Çok Doluyum’u yazmaya nasıl karar verdiniz? Gündemin içerisinden espriler yer alıyor. Özellikle gündemin içerisinden esprilerin yer almasının bir nedeni var mı?

- Çok Doluyum’u ilk tasarladığımda, tek kişilik bir Stand up olmuştu. Sonra bunun içeriğini oturtmaya çalıştığımda anladım ki, beni en iyi anlatabilecek şey, benim hikayelerim olur. Benim kendi yaşadığım hikayeleri anlatırsam, benim bakış açımı paylaşırsam anlamlı olurdu. O yüzden Çok Doluyum bu şekilde devam ediyor.

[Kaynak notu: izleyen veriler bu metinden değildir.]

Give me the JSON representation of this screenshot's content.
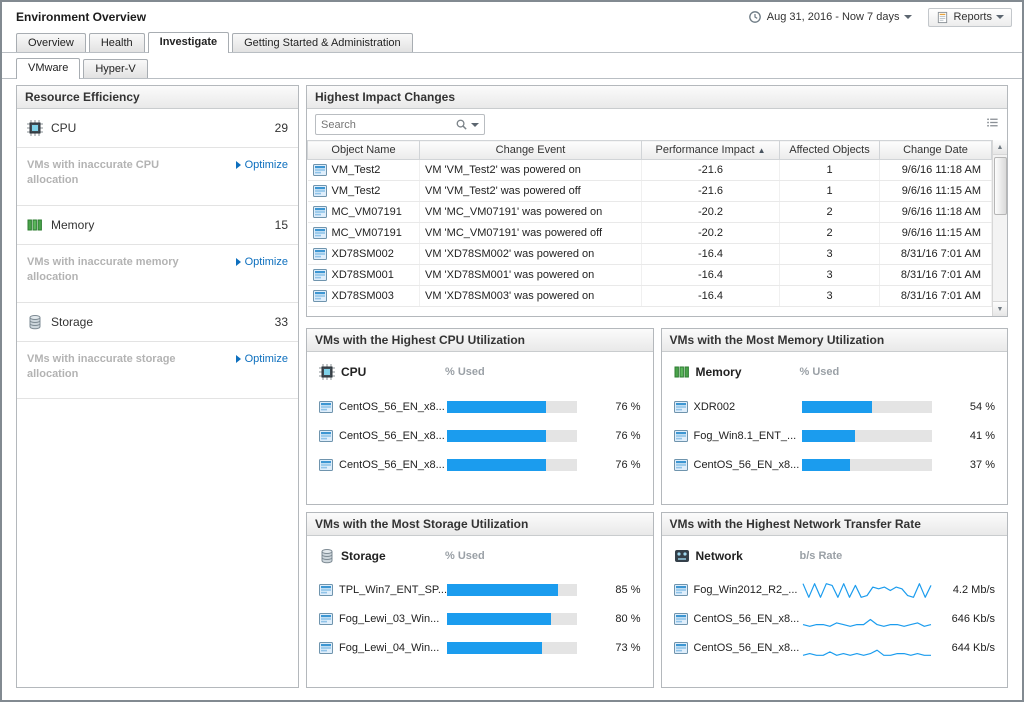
{
  "colors": {
    "accent_blue": "#1b9cee",
    "link_blue": "#0d6fbe"
  },
  "icons": {
    "time_range": "clock-icon",
    "reports": "report-document-icon",
    "search": "magnifier-icon",
    "table_options": "list-options-icon",
    "vm": "vm-icon",
    "cpu": "cpu-chip-icon",
    "memory": "memory-modules-icon",
    "storage": "database-cylinder-icon",
    "network": "network-icon"
  },
  "header": {
    "title": "Environment Overview",
    "time_range": "Aug 31, 2016 - Now 7 days",
    "reports_label": "Reports"
  },
  "tabs": {
    "main": [
      {
        "label": "Overview",
        "active": false
      },
      {
        "label": "Health",
        "active": false
      },
      {
        "label": "Investigate",
        "active": true
      },
      {
        "label": "Getting Started & Administration",
        "active": false
      }
    ],
    "sub": [
      {
        "label": "VMware",
        "active": true
      },
      {
        "label": "Hyper-V",
        "active": false
      }
    ]
  },
  "resource_efficiency": {
    "title": "Resource Efficiency",
    "items": [
      {
        "label": "CPU",
        "value": "29",
        "note": "VMs with inaccurate CPU allocation",
        "action": "Optimize"
      },
      {
        "label": "Memory",
        "value": "15",
        "note": "VMs with inaccurate memory allocation",
        "action": "Optimize"
      },
      {
        "label": "Storage",
        "value": "33",
        "note": "VMs with inaccurate storage allocation",
        "action": "Optimize"
      }
    ]
  },
  "impact_changes": {
    "title": "Highest Impact Changes",
    "search_placeholder": "Search",
    "sort_indicator": "▲",
    "scroll_up": "▲",
    "scroll_down": "▼",
    "columns": [
      "Object Name",
      "Change Event",
      "Performance Impact",
      "Affected Objects",
      "Change Date"
    ],
    "rows": [
      {
        "object": "VM_Test2",
        "event": "VM 'VM_Test2' was powered on",
        "impact": "-21.6",
        "affected": "1",
        "date": "9/6/16 11:18 AM"
      },
      {
        "object": "VM_Test2",
        "event": "VM 'VM_Test2' was powered off",
        "impact": "-21.6",
        "affected": "1",
        "date": "9/6/16 11:15 AM"
      },
      {
        "object": "MC_VM07191",
        "event": "VM 'MC_VM07191' was powered on",
        "impact": "-20.2",
        "affected": "2",
        "date": "9/6/16 11:18 AM"
      },
      {
        "object": "MC_VM07191",
        "event": "VM 'MC_VM07191' was powered off",
        "impact": "-20.2",
        "affected": "2",
        "date": "9/6/16 11:15 AM"
      },
      {
        "object": "XD78SM002",
        "event": "VM 'XD78SM002' was powered on",
        "impact": "-16.4",
        "affected": "3",
        "date": "8/31/16 7:01 AM"
      },
      {
        "object": "XD78SM001",
        "event": "VM 'XD78SM001' was powered on",
        "impact": "-16.4",
        "affected": "3",
        "date": "8/31/16 7:01 AM"
      },
      {
        "object": "XD78SM003",
        "event": "VM 'XD78SM003' was powered on",
        "impact": "-16.4",
        "affected": "3",
        "date": "8/31/16 7:01 AM"
      }
    ]
  },
  "cpu_panel": {
    "title": "VMs with the Highest CPU Utilization",
    "metric_label": "CPU",
    "value_header": "% Used",
    "rows": [
      {
        "name": "CentOS_56_EN_x8...",
        "percent": 76,
        "value": "76 %"
      },
      {
        "name": "CentOS_56_EN_x8...",
        "percent": 76,
        "value": "76 %"
      },
      {
        "name": "CentOS_56_EN_x8...",
        "percent": 76,
        "value": "76 %"
      }
    ]
  },
  "memory_panel": {
    "title": "VMs with the Most Memory Utilization",
    "metric_label": "Memory",
    "value_header": "% Used",
    "rows": [
      {
        "name": "XDR002",
        "percent": 54,
        "value": "54 %"
      },
      {
        "name": "Fog_Win8.1_ENT_...",
        "percent": 41,
        "value": "41 %"
      },
      {
        "name": "CentOS_56_EN_x8...",
        "percent": 37,
        "value": "37 %"
      }
    ]
  },
  "storage_panel": {
    "title": "VMs with the Most Storage Utilization",
    "metric_label": "Storage",
    "value_header": "% Used",
    "rows": [
      {
        "name": "TPL_Win7_ENT_SP...",
        "percent": 85,
        "value": "85 %"
      },
      {
        "name": "Fog_Lewi_03_Win...",
        "percent": 80,
        "value": "80 %"
      },
      {
        "name": "Fog_Lewi_04_Win...",
        "percent": 73,
        "value": "73 %"
      }
    ]
  },
  "network_panel": {
    "title": "VMs with the Highest Network Transfer Rate",
    "metric_label": "Network",
    "value_header": "b/s Rate",
    "rows": [
      {
        "name": "Fog_Win2012_R2_...",
        "value": "4.2 Mb/s",
        "sparkline": [
          9,
          1,
          9,
          1,
          9,
          8,
          1,
          9,
          1,
          8,
          1,
          2,
          7,
          6,
          7,
          5,
          7,
          6,
          2,
          1,
          9,
          1,
          8
        ]
      },
      {
        "name": "CentOS_56_EN_x8...",
        "value": "646 Kb/s",
        "sparkline": [
          2,
          1,
          2,
          2,
          1,
          3,
          2,
          1,
          2,
          2,
          5,
          2,
          1,
          2,
          2,
          1,
          2,
          3,
          1,
          2
        ]
      },
      {
        "name": "CentOS_56_EN_x8...",
        "value": "644 Kb/s",
        "sparkline": [
          1,
          2,
          1,
          1,
          3,
          1,
          2,
          1,
          2,
          1,
          2,
          4,
          1,
          1,
          2,
          2,
          1,
          2,
          1,
          1
        ]
      }
    ]
  }
}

- Hepsi sizin yaşadıklarınız mı?

- Evet, burada anlatılan hikayelerin hepsi gerçek hikayeler.

- O zaman komik bir hayatınız olmuş.

- Ben öyle bakmayı tercih ettim (gülerek). Bazen siz arkadaşınıza anlatırken o çok güler, ama siz yaşarken çok trajiktir. Bu da onun gibi. Bazı anılarım gözyaşları içerisinde geçmiş zamanda, ama şimdi anlatırken herkes gülüyor, ben dahil. Ne denir; Mizah. En sonunda gülmeyi başarırsak her şey daha güzel olur.

Çok Doluyum gösterisinin dışında kendinize sakladığınız, komik anılarınızdan bir tanesini anlatır mısınız?

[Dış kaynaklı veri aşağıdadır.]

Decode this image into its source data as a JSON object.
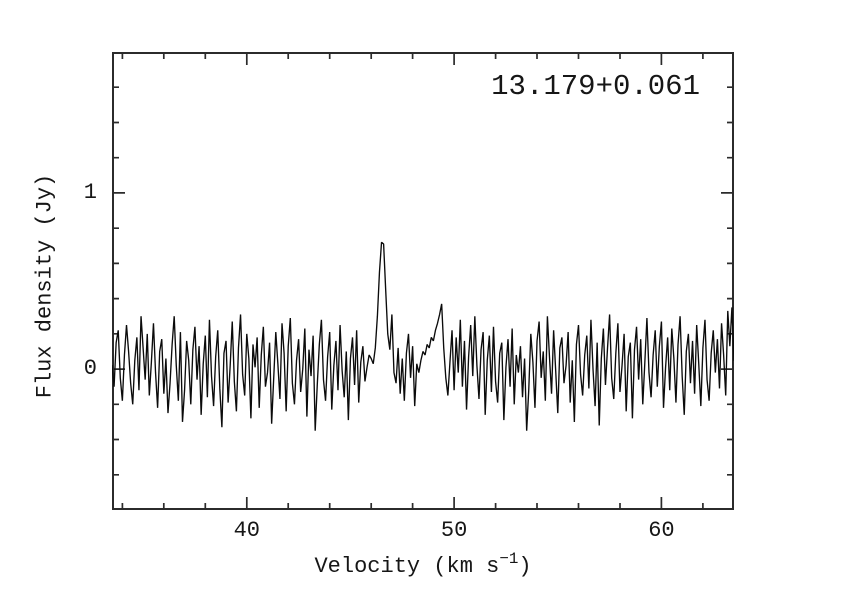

- O kadar çok var ki! Ben size Çok Doluyum’la ilgili ufak bir şey söyleyeyim; siz sahnede bir buçuk saat izlediniz ya, o gösterinin orijinali üç saat. Ben uzun oluyor diye anlatmıyorum. Mekanda benden sonra bir etkinlik yoksa biraz daha uzatıyorum. Bazen sipariş hikayeler geliyor, ekleme yapıyorum. Mesela; bazı şeylere dışarıdan bakıldığı zaman bana çok komik geliyor. Örnek vermek gerekirse; hayatımızda sosyal medya çok fazla var. sosyal medyada biliyorsunuz bir hikaye paylaşırken oradaki efektlerden birini kullanıyorsunuz; New York, Tokyo, Paris gibi. Dışarıdan bakıldığında ne kadar karizmatik geliyor. Ben diyorum ki o teknolojiyi biz yaratsaydık ne olurdu acaba? – Sultanbeyli, Söğütlüçeşme, Hasanpaşa (gülerek). Biz de durur muydu acaba diye düşünüyorum.

Gösterinin içerisinde anlattığınız hikayeler hep oyunculuk üzerine. Neden özellikle oyunculuk anılarınız?

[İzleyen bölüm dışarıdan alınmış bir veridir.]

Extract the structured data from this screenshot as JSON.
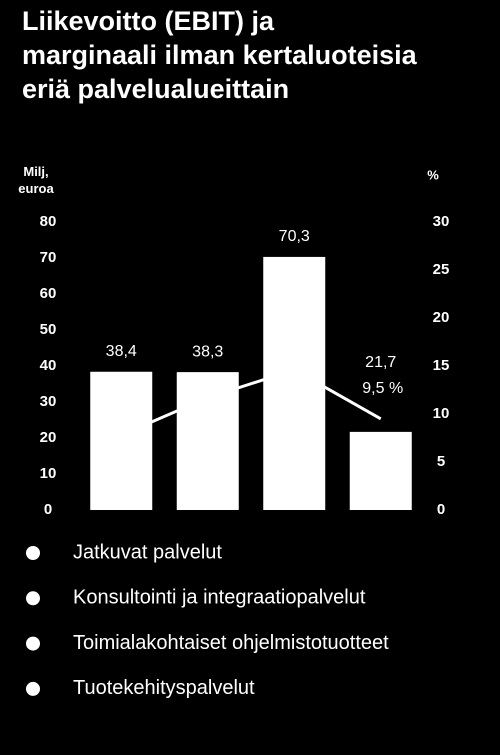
{
  "chart_data": {
    "type": "bar-line",
    "title": "Liikevoitto (EBIT) ja\nmarginaali ilman kertaluoteisia\neriä palvelualueittain",
    "y_label": "Milj,\neuroa",
    "y2_label": "%",
    "categories": [
      "Jatkuvat palvelut",
      "Konsultointi ja integraatiopalvelut",
      "Toimialakohtaiset ohjelmistotuotteet",
      "Tuotekehityspalvelut"
    ],
    "series": [
      {
        "type": "bar",
        "color": "#ffffff",
        "values": [
          38.4,
          38.3,
          70.3,
          21.7
        ],
        "value_labels": [
          "38,4",
          "38,3",
          "70,3",
          "21,7"
        ]
      },
      {
        "type": "line",
        "axis": "y2",
        "color": "#ffffff",
        "values": [
          7.8,
          11.7,
          14.6,
          9.5
        ],
        "value_labels": [
          null,
          null,
          null,
          "9,5 %"
        ]
      }
    ],
    "ylim": [
      0,
      80
    ],
    "yticks": [
      0,
      10,
      20,
      30,
      40,
      50,
      60,
      70,
      80
    ],
    "y2lim": [
      0,
      30
    ],
    "y2ticks": [
      0,
      5,
      10,
      15,
      20,
      25,
      30
    ],
    "legend_color": "#ffffff"
  }
}
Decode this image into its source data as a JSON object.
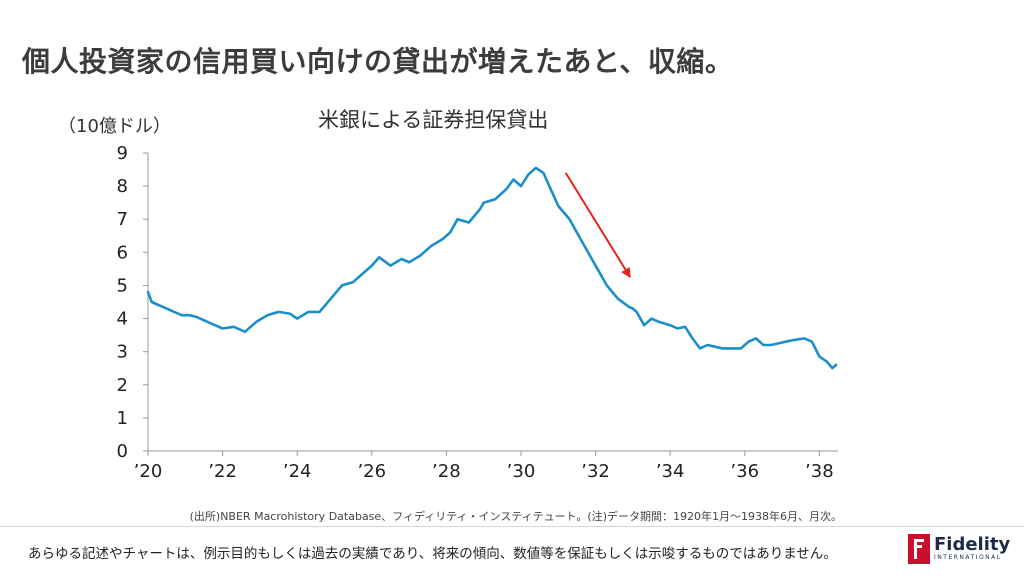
{
  "headline": "個人投資家の信用買い向けの貸出が増えたあと、収縮。",
  "chart_data": {
    "type": "line",
    "title": "米銀による証券担保貸出",
    "ylabel": "（10億ドル）",
    "ylim": [
      0,
      9
    ],
    "y_ticks": [
      "0",
      "1",
      "2",
      "3",
      "4",
      "5",
      "6",
      "7",
      "8",
      "9"
    ],
    "xlim": [
      1920.0,
      1938.5
    ],
    "x_ticks": [
      {
        "value": 1920,
        "label": "’20"
      },
      {
        "value": 1922,
        "label": "’22"
      },
      {
        "value": 1924,
        "label": "’24"
      },
      {
        "value": 1926,
        "label": "’26"
      },
      {
        "value": 1928,
        "label": "’28"
      },
      {
        "value": 1930,
        "label": "’30"
      },
      {
        "value": 1932,
        "label": "’32"
      },
      {
        "value": 1934,
        "label": "’34"
      },
      {
        "value": 1936,
        "label": "’36"
      },
      {
        "value": 1938,
        "label": "’38"
      }
    ],
    "grid": false,
    "legend": "none",
    "line_color": "#1a8fc9",
    "x": [
      1920.0,
      1920.1,
      1920.5,
      1920.9,
      1921.1,
      1921.3,
      1921.6,
      1922.0,
      1922.3,
      1922.6,
      1922.9,
      1923.2,
      1923.5,
      1923.8,
      1924.0,
      1924.3,
      1924.6,
      1924.9,
      1925.2,
      1925.5,
      1925.8,
      1926.0,
      1926.2,
      1926.5,
      1926.8,
      1927.0,
      1927.3,
      1927.6,
      1927.9,
      1928.1,
      1928.3,
      1928.6,
      1928.9,
      1929.0,
      1929.3,
      1929.6,
      1929.8,
      1930.0,
      1930.2,
      1930.4,
      1930.6,
      1930.8,
      1931.0,
      1931.3,
      1931.6,
      1931.9,
      1932.1,
      1932.3,
      1932.6,
      1932.9,
      1933.0,
      1933.1,
      1933.3,
      1933.5,
      1933.7,
      1934.0,
      1934.2,
      1934.4,
      1934.6,
      1934.8,
      1935.0,
      1935.2,
      1935.4,
      1935.6,
      1935.9,
      1936.1,
      1936.3,
      1936.5,
      1936.7,
      1936.9,
      1937.1,
      1937.3,
      1937.6,
      1937.8,
      1938.0,
      1938.2,
      1938.35,
      1938.45
    ],
    "values": [
      4.8,
      4.5,
      4.3,
      4.1,
      4.1,
      4.05,
      3.9,
      3.7,
      3.75,
      3.6,
      3.9,
      4.1,
      4.2,
      4.15,
      4.0,
      4.2,
      4.2,
      4.6,
      5.0,
      5.1,
      5.4,
      5.6,
      5.85,
      5.6,
      5.8,
      5.7,
      5.9,
      6.2,
      6.4,
      6.6,
      7.0,
      6.9,
      7.3,
      7.5,
      7.6,
      7.9,
      8.2,
      8.0,
      8.35,
      8.55,
      8.4,
      7.9,
      7.4,
      7.0,
      6.4,
      5.8,
      5.4,
      5.0,
      4.6,
      4.35,
      4.3,
      4.2,
      3.8,
      4.0,
      3.9,
      3.8,
      3.7,
      3.75,
      3.4,
      3.1,
      3.2,
      3.15,
      3.1,
      3.1,
      3.1,
      3.3,
      3.4,
      3.2,
      3.2,
      3.25,
      3.3,
      3.35,
      3.4,
      3.3,
      2.85,
      2.7,
      2.5,
      2.6
    ],
    "annotations": [
      {
        "type": "arrow",
        "color": "#e8231c",
        "from": {
          "x": 1931.2,
          "y": 8.4
        },
        "to": {
          "x": 1932.9,
          "y": 5.3
        }
      }
    ]
  },
  "source_note": "(出所)NBER Macrohistory Database、フィディリティ・インスティテュート。(注)データ期間：1920年1月～1938年6月、月次。",
  "disclaimer": "あらゆる記述やチャートは、例示目的もしくは過去の実績であり、将来の傾向、数値等を保証もしくは示唆するものではありません。",
  "logo": {
    "word": "Fidelity",
    "sub": "INTERNATIONAL",
    "brand_color": "#c8102e"
  }
}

- Benim hayatımı anlatıyor. Çok samimi olduğunu düşünüyorum. Herhalde kendimi en iyi böyle ifade ederdim. Cenk’in hayata bakış açısı, yaşadıkları, mizahla ilgili yorumunu anlatıyorum. Kurgu olan işleri sırf iş yapmak için, dikkat çekebilmek için, gündemi kullanmak için yapılan işleri samimi bulmuyorum ve öyle olmamak için gösteriye kendimden bir şeyler katıyorum.

Bundan sonraki hedefiniz nedir?

- Çok hayalim var. Öncelikle gösteriyle ilgili hayalim; Çok Doluyum gösterisini ülkenin her köşesinde oynamak isterim. Bütün herkese göstermek istiyorum.

- Bunu hayata geçirmek için bir planlama yaptınız mı?

- Yaptım. Organizatörlerle görüşüyoruz. Yeni yeni tanıtımlarımız yapılmaya başladı farklı şehirlerde. Daha büyük kitlelere, çok daha sıcak bir samimiyet kurmak adına paylaşıyoruz.

Bundan sonra Çok Doluyum gösterisini takip etmek isteyen izleyicilerimiz, hem instagram hem Facebook da Cenk Tunalı sayfalarından oyunları takip edebilirim. Aynı zamanda oyunculuk üzerine eğitim almak isteyen öğrenciler Kılçık Mekan’da bizi gelip izleyebilirler. Her türlü konuda yardımcı oluruz. Daha da fazlası var. Youtube kanalımda Cenk Tunalı olarak eğitim videolarımız var. gelmeye üşenen adaylar bir tık ötede oyunculuğa dair pek çok şey öğrenebilir.

Paylaşımlarınız bol olsun o zaman. Son olarak, bu röportajın içeriğinde mizahı, güldürecek bir son söz alabilir miyiz? Madem bu kadar gülmekten bahsettik, alın size güldürmenin en zoru (gülerek)?

- Ama bu çok iddialı oldu (gülerek). Bir buçuk saat gösteri yapıp, bir komedyene daha komik bir şey söyle demekten daha komik bir şey olamaz.